Answer:
A month after the Democratic conference, Senator Carter Glass of Virginia, a. Democratic leader who received 78 votes for the presidential nomination in 1924, reasserted in his speech of April 5 at Asheville that “prohibition is not a party issue.” The speech was of interest both for its comments on the candidacy of Governor Smith of New York and as a disclosure of the reasoning that prevailed in the Democratic conference.

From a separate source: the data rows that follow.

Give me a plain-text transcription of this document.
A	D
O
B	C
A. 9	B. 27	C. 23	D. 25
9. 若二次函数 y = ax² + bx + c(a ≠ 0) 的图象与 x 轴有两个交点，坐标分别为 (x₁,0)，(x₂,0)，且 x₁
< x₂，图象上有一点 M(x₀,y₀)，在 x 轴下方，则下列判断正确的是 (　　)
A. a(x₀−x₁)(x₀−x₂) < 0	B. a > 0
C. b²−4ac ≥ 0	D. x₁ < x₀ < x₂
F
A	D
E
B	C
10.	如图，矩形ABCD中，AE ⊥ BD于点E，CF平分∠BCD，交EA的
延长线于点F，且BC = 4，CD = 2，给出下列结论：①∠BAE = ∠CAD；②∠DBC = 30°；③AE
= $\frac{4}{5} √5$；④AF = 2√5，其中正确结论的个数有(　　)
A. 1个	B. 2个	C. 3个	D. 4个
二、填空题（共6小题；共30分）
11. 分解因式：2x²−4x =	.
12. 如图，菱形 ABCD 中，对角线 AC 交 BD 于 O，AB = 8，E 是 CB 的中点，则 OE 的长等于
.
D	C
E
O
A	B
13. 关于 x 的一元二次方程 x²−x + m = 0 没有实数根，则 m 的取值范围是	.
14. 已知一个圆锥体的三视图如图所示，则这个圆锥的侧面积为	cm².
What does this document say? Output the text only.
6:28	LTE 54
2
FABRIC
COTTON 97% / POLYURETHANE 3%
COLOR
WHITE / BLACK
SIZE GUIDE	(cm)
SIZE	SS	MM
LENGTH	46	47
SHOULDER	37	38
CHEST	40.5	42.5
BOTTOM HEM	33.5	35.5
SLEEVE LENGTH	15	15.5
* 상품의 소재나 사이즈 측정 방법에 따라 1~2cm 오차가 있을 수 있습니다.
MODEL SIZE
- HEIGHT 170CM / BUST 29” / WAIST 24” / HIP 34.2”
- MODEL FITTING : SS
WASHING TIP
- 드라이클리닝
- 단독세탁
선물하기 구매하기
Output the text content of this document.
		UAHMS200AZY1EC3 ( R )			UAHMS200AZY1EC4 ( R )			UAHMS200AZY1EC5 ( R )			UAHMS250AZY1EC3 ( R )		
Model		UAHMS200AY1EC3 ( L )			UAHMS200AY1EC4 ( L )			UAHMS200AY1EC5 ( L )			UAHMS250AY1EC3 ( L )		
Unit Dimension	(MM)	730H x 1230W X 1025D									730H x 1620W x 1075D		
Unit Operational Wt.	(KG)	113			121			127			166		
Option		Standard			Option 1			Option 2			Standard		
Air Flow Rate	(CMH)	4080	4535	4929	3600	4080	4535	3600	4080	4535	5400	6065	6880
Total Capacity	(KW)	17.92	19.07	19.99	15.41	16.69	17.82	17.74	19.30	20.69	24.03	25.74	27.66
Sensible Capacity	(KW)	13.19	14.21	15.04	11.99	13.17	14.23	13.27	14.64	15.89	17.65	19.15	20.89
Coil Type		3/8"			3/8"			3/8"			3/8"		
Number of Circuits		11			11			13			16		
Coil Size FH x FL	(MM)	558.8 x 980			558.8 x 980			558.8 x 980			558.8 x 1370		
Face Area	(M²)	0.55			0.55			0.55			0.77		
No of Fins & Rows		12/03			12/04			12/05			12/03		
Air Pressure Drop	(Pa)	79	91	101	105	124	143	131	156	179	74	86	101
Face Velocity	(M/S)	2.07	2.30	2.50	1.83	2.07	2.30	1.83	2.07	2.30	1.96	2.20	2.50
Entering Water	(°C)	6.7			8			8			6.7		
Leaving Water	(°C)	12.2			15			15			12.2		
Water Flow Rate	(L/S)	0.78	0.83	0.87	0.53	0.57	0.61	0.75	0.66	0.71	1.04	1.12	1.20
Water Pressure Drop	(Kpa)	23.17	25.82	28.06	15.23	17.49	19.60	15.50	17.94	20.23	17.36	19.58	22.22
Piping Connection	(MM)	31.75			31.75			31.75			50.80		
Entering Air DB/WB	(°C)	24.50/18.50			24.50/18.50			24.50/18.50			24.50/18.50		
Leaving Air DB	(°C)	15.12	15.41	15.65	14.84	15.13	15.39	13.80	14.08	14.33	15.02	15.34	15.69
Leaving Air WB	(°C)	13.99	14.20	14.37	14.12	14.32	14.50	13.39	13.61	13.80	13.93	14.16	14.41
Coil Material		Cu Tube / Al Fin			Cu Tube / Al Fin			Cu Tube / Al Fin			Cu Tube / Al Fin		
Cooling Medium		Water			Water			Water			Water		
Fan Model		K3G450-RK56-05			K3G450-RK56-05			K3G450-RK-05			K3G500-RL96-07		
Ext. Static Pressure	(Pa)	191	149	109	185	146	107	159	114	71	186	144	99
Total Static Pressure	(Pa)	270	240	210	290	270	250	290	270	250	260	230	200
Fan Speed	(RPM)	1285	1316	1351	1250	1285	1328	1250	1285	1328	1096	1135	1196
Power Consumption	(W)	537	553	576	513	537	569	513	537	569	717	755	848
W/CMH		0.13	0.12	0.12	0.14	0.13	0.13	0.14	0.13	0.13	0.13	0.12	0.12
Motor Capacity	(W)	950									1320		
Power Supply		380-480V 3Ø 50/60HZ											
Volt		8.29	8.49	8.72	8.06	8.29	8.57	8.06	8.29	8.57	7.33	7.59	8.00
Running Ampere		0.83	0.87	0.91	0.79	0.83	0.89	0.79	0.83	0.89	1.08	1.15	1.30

“Prohibition was not passed by the Democrats or by the Republicans,” Senator Glass said, “but by men of both parties and with no regard for party lines. It was a moral issue, So why in heaven's name should the Democrats make the eighteenth amendment a party issue in the next national campaign, as though electing a wet President would affect the prohibition law? If they do they might just as well take the presidency to the Republicans on a silver platter…They might just as well take their party out and dump it on the scrap heap.”If the Democratic party nominated Governor Smith as “an avowed exponent of the movement to repeal or modify the eighteenth amendment” or should it make prohibition an issue by platform declaration, Senator Glass said, the Democratic candidate would be “badly beaten” and the party “irretrievably wrecked.” He explained at the same time that “the presidency means nothing in the fight for modification,” that the President could not change the Constitution, and that his influence with Congress on such an issue “would be negligible,” In view of these facts Senator Glass believed the modification issue had no place in a presidential platform or a presidential campaign.